Brandon and Daniel both noted how revealing this is when coaches stay quiet and let the test unfold. Some clients go full send, crash, recover, and repeat the same mistake again. Others never push hard enough to find their edge. Daniel shared a client whose air bike pacing matched his life habits. He took on too much, burned out, backed off, then repeated the cycle. The test opened the door to a bigger coaching conversation.

That is why repeatable tracking matters. A test like this becomes much more useful when you can compare patterns over time, and a CoachRx free trial is one option for coaches who want an easier way to manage that data.

Why better conditioning makes strength better

Strength-focused athletes often underrate conditioning because they only notice the hardest versions of it. That misses the main point. A larger aerobic base helps you recover between sets, use oxygen more well, and handle more total work across the week. Brandon compared it to putting a bigger engine into a heavy car. When the engine is too small, everything feels maxed out all the time.

That idea matters for lifters, fighters, and mixed-sport athletes. A powerlifter with better basic conditioning can settle down faster between heavy sets. A fighter with better conditioning can use the one-minute break between rounds more well and come out sharper. A CrossFit athlete with a broader base can train more of the sport without feeling wrecked by every session.

The science supports that broad view. Continuous endurance work and high-intensity training can both improve aerobic capacity, as shown in this research review on endurance and high-intensity training. For a practical look at why steady work matters, this aerobic base training article from TrainingPeaks is a solid reference.

The biggest payoff is not flashy. Better conditioning gives you more room. More room to recover. More room to train skill. More room to handle volume without feeling like every session takes something out of you that you cannot get back.

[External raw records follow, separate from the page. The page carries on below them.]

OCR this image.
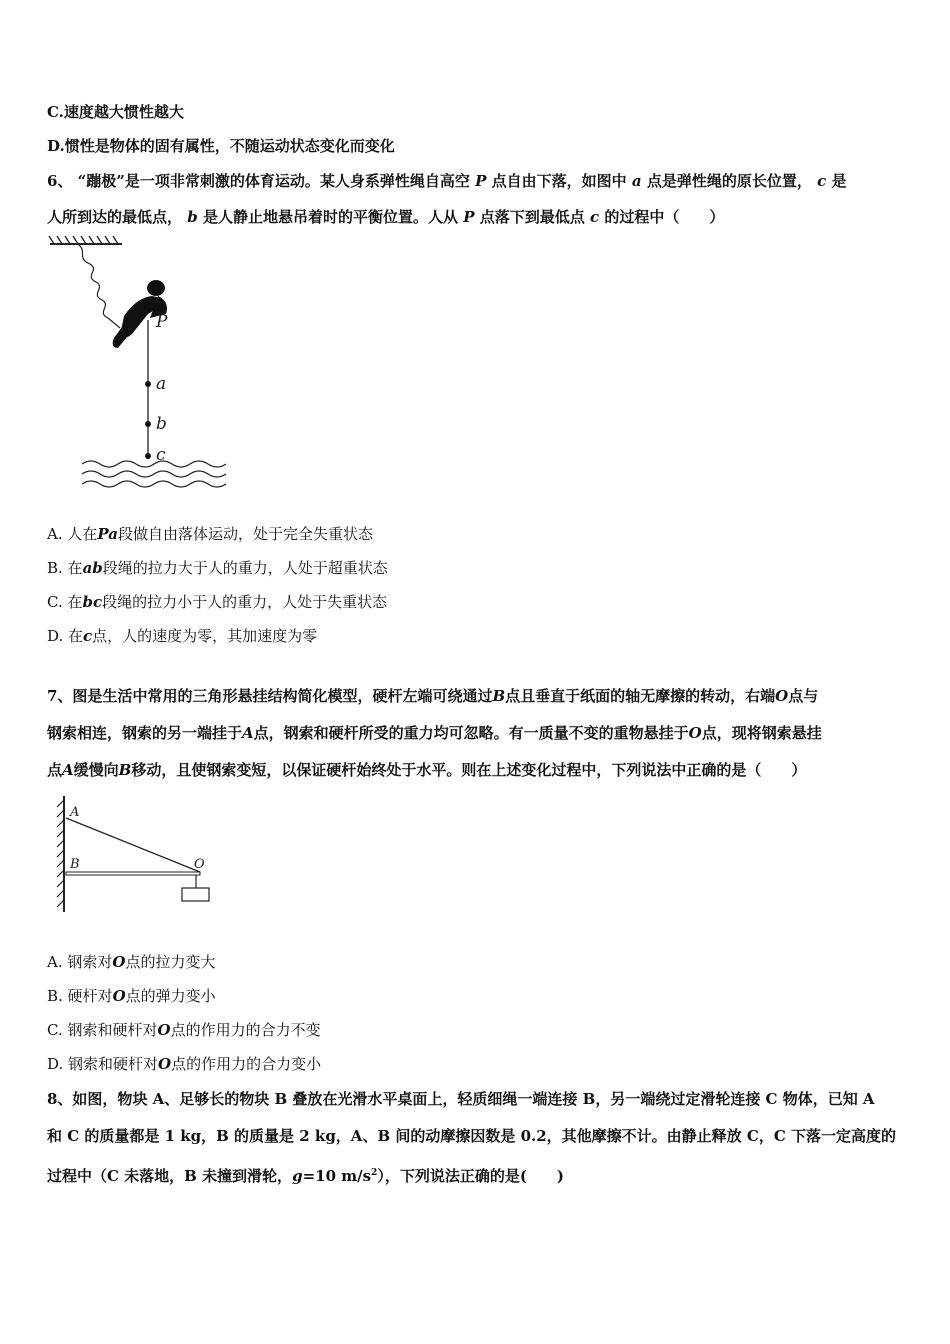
C.速度越大惯性越大
D.惯性是物体的固有属性，不随运动状态变化而变化
6、 “蹦极”是一项非常刺激的体育运动。某人身系弹性绳自高空 P 点自由下落，如图中 a 点是弹性绳的原长位置， c 是
人所到达的最低点， b 是人静止地悬吊着时的平衡位置。人从 P 点落下到最低点 c 的过程中（　　）
P
a
b
c
A. 人在Pa段做自由落体运动，处于完全失重状态
B. 在ab段绳的拉力大于人的重力，人处于超重状态
C. 在bc段绳的拉力小于人的重力，人处于失重状态
D. 在c点，人的速度为零，其加速度为零
7、图是生活中常用的三角形悬挂结构简化模型，硬杆左端可绕通过B点且垂直于纸面的轴无摩擦的转动，右端O点与
钢索相连，钢索的另一端挂于A点，钢索和硬杆所受的重力均可忽略。有一质量不变的重物悬挂于O点，现将钢索悬挂
点A缓慢向B移动，且使钢索变短，以保证硬杆始终处于水平。则在上述变化过程中，下列说法中正确的是（　　）
A
B	O
A. 钢索对O点的拉力变大
B. 硬杆对O点的弹力变小
C. 钢索和硬杆对O点的作用力的合力不变
D. 钢索和硬杆对O点的作用力的合力变小
8、如图，物块 A、足够长的物块 B 叠放在光滑水平桌面上，轻质细绳一端连接 B，另一端绕过定滑轮连接 C 物体，已知 A
和 C 的质量都是 1 kg，B 的质量是 2 kg，A、B 间的动摩擦因数是 0.2，其他摩擦不计。由静止释放 C，C 下落一定高度的
过程中（C 未落地，B 未撞到滑轮，g=10 $m/s^2$），下列说法正确的是(　　)
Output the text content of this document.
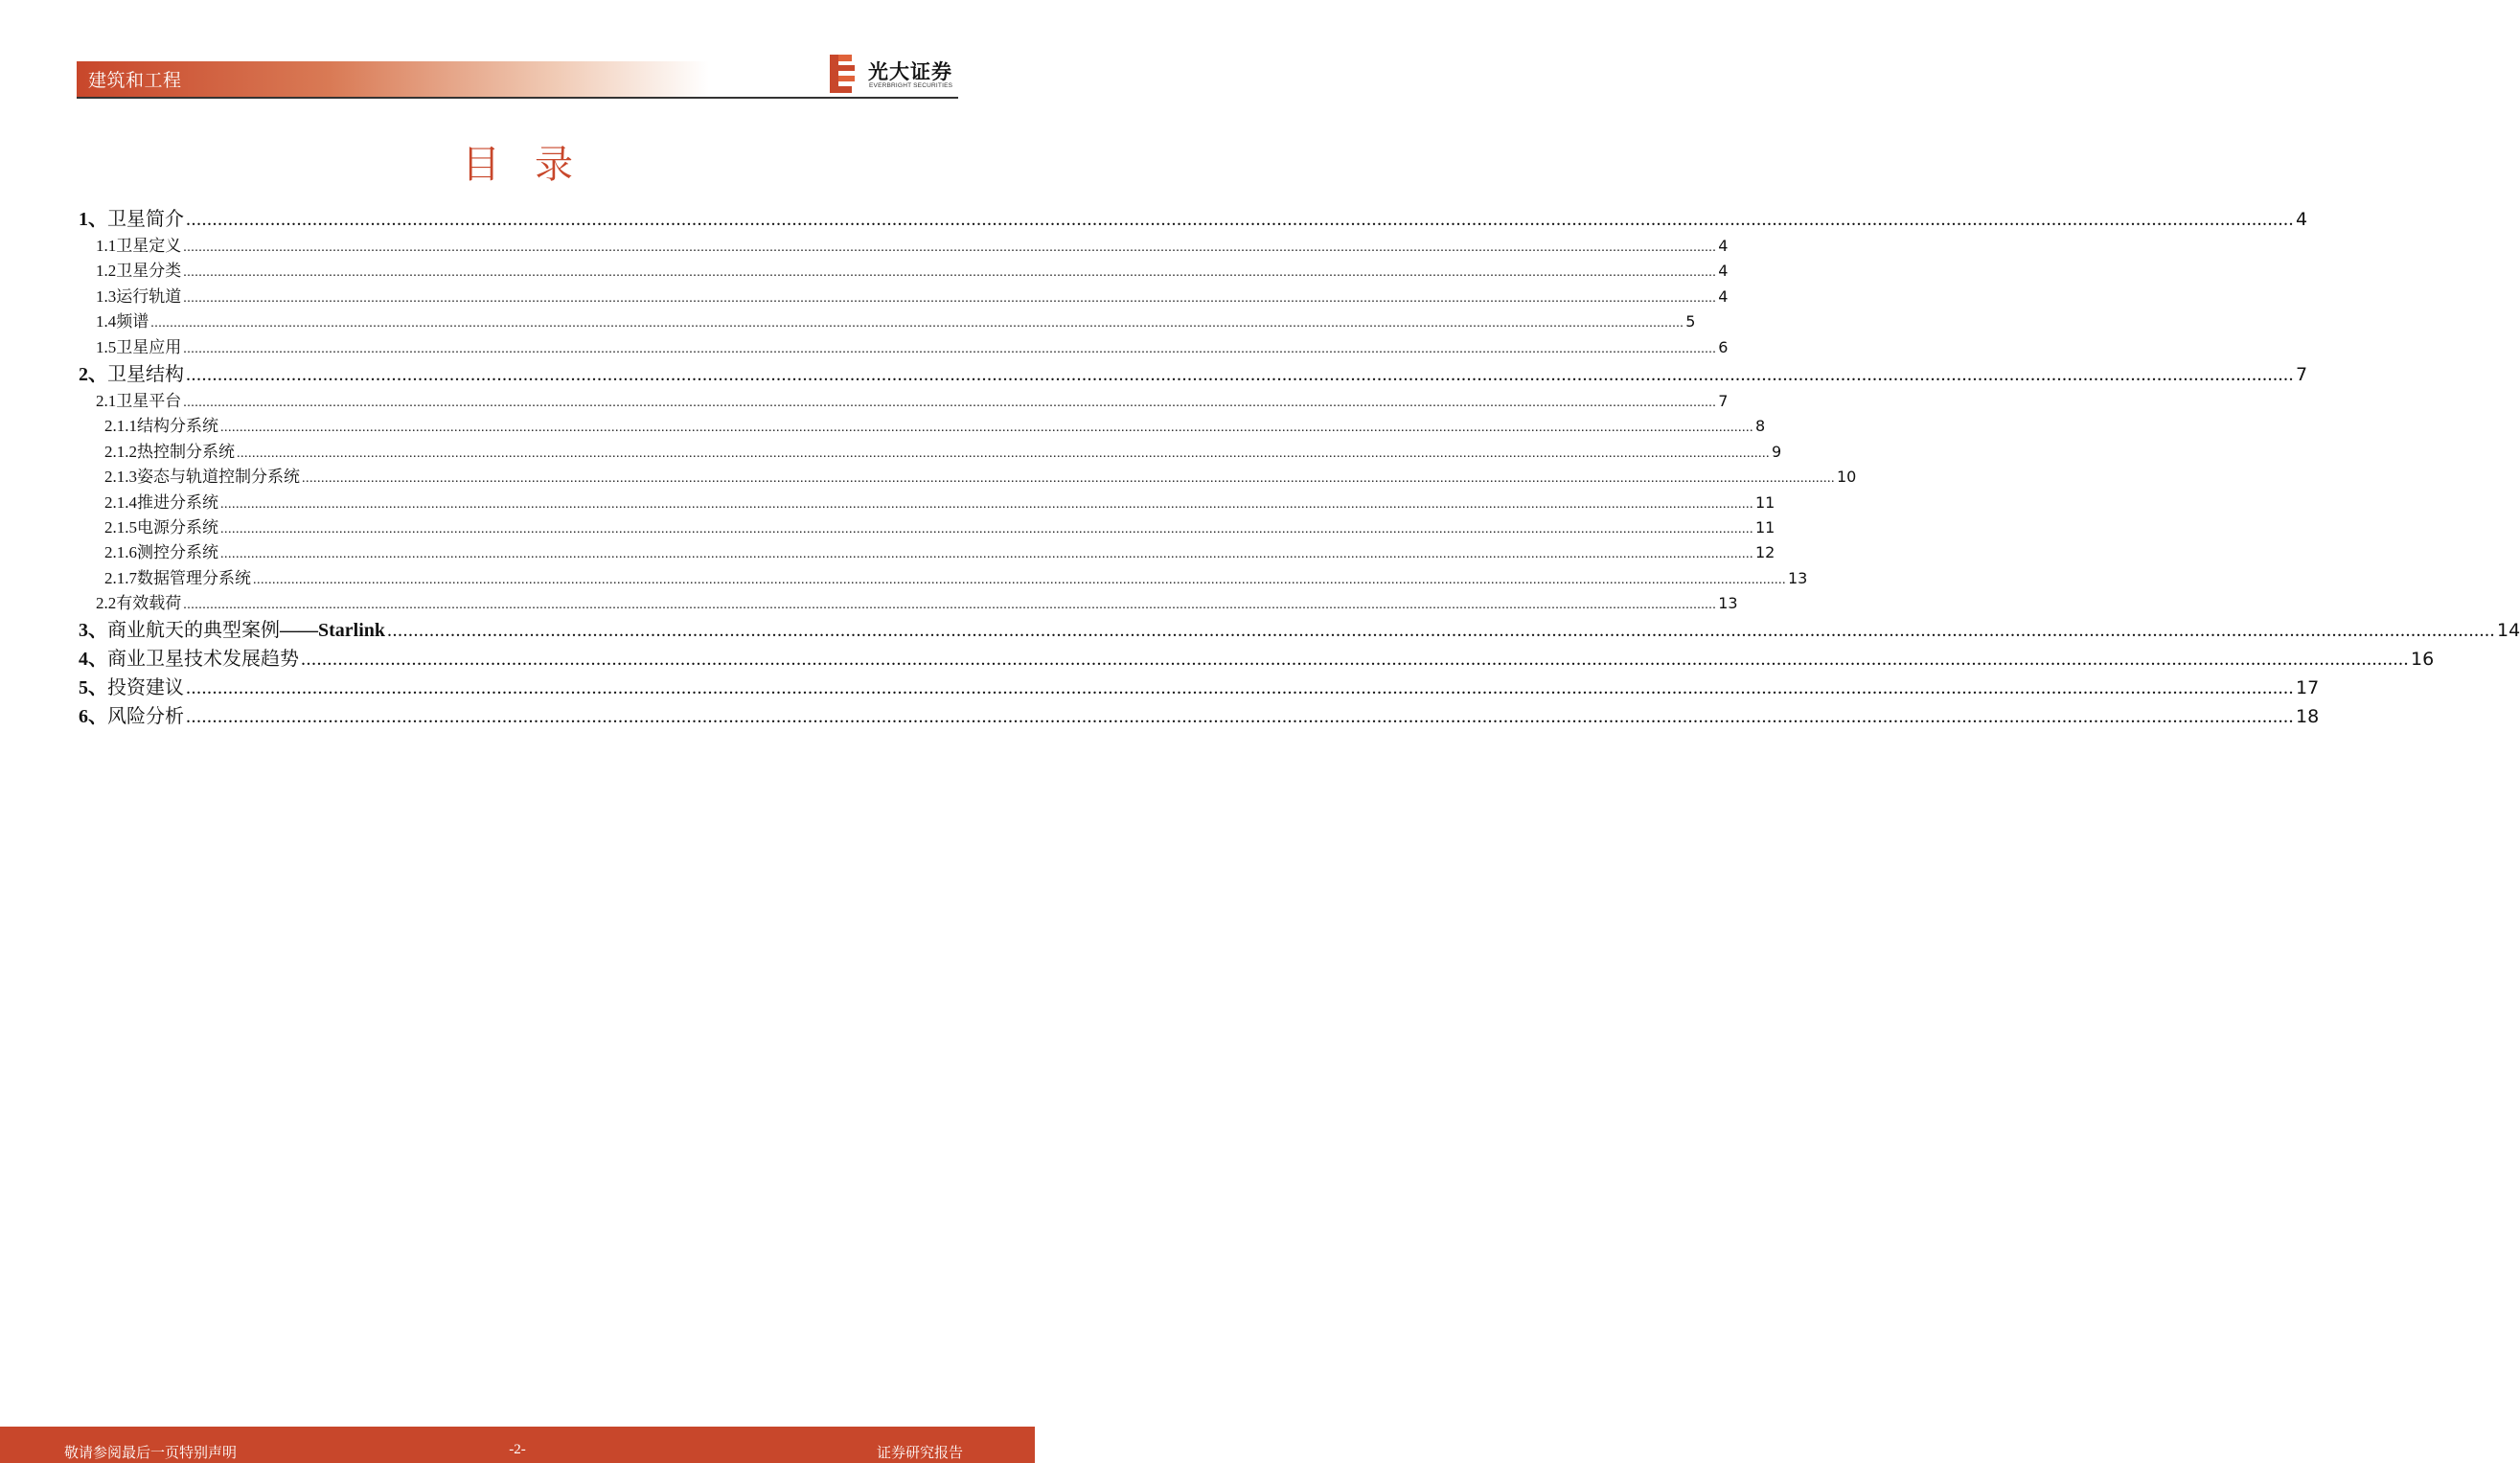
建筑和工程	光大证券
EVERBRIGHT SECURITIES
目录
1、 卫星简介 ................................................................................................................................................................................................................................................................................................................................................................................................................ 4
1.1 卫星定义 ................................................................................................................................................................................................................................................................................................................................................................................................................ 4
1.2 卫星分类 ................................................................................................................................................................................................................................................................................................................................................................................................................ 4
1.3 运行轨道 ................................................................................................................................................................................................................................................................................................................................................................................................................ 4
1.4 频谱 ................................................................................................................................................................................................................................................................................................................................................................................................................ 5
1.5 卫星应用 ................................................................................................................................................................................................................................................................................................................................................................................................................ 6
2、 卫星结构 ................................................................................................................................................................................................................................................................................................................................................................................................................ 7
2.1 卫星平台 ................................................................................................................................................................................................................................................................................................................................................................................................................ 7
2.1.1 结构分系统 ................................................................................................................................................................................................................................................................................................................................................................................................................ 8
2.1.2 热控制分系统 ................................................................................................................................................................................................................................................................................................................................................................................................................ 9
2.1.3 姿态与轨道控制分系统 ................................................................................................................................................................................................................................................................................................................................................................................................................ 10
2.1.4 推进分系统 ................................................................................................................................................................................................................................................................................................................................................................................................................ 11
2.1.5 电源分系统 ................................................................................................................................................................................................................................................................................................................................................................................................................ 11
2.1.6 测控分系统 ................................................................................................................................................................................................................................................................................................................................................................................................................ 12
2.1.7 数据管理分系统 ................................................................................................................................................................................................................................................................................................................................................................................................................ 13
2.2 有效载荷 ................................................................................................................................................................................................................................................................................................................................................................................................................ 13
3、 商业航天的典型案例——Starlink ................................................................................................................................................................................................................................................................................................................................................................................................................ 14
4、 商业卫星技术发展趋势 ................................................................................................................................................................................................................................................................................................................................................................................................................ 16
5、 投资建议 ................................................................................................................................................................................................................................................................................................................................................................................................................ 17
6、 风险分析 ................................................................................................................................................................................................................................................................................................................................................................................................................ 18
敬请参阅最后一页特别声明	-2-	证券研究报告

For more programming ideas from the coaches behind this discussion, see Brandon Gallagher on Instagram and Daniel Persson on Instagram.

Final thoughts

The strongest takeaway is simple: conditioning should not start with punishment. It should start with movement you can repeat, recover from, and build on.

When coaches define conditioning more clearly, the whole program improves. Strength work fits better. Recovery improves. Pacing gets smarter. And the client stops treating cardio like a separate world that only matters when things get hard.